Title Data Mining via Spectral Analysis
Speaker Dr. Frank McSherry, Microsoft Research, SVC
Time Friday, December 3, 11:00am
Location VKC 156
Slides in PDF
Frank's Thesis in PDF


Abstract

Much attention has recently been paid to the analysis of data by first casting the data set as a matrix, and then considering its principal eigenvectors. This spectral analysis of data has been applied successfully in many domains; examples include Google's PageRank algorithm, Latent Semantic Analysis, and Kernel PCA. However, the success of spectral analysis is largely empirical, with little analytic understanding of why this approach works so well.
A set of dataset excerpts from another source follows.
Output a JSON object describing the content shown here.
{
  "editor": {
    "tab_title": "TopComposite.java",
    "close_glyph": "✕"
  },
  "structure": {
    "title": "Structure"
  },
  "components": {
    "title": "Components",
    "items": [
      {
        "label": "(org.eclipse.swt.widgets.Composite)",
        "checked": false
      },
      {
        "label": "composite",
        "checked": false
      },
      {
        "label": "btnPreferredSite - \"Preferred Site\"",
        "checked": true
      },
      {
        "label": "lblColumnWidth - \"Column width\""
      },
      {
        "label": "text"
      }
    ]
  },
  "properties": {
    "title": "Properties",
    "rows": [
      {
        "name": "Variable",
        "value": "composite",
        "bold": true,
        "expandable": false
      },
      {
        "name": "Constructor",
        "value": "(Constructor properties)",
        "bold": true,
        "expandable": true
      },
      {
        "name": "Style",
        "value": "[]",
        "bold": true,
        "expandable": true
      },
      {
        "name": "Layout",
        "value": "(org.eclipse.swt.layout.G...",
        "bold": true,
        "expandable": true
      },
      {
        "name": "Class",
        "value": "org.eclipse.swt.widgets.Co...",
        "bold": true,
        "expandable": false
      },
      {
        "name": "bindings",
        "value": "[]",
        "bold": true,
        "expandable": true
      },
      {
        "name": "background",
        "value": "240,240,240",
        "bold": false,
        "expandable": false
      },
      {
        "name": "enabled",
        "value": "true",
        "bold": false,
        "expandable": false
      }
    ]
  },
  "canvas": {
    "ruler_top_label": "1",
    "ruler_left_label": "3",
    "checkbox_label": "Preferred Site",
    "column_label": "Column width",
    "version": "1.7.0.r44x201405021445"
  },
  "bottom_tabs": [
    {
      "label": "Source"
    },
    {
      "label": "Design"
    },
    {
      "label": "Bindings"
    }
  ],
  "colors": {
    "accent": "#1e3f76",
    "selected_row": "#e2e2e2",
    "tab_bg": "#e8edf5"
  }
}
In this talk I will present a general framework for many data mining problems and show how this framework justifies the application of spectral analysis.  Specifically, we will see that the problems of collaborative filtering, web search, and data clustering fall into the framework and give rigorous bounds on the performance of spectral analysis on each problem.  Furthermore, we will see how we can immediately translate ideas and understanding developed through this framework into new algorithms which address problems in graph theory and numerical analysis.

This research represents joint work with Yossi Azar and Amos Fiat at Tel Aviv University, Dimitris Achlioptas at Microsoft Research, and Anna Karlin and Jared Saia at the University of Washington.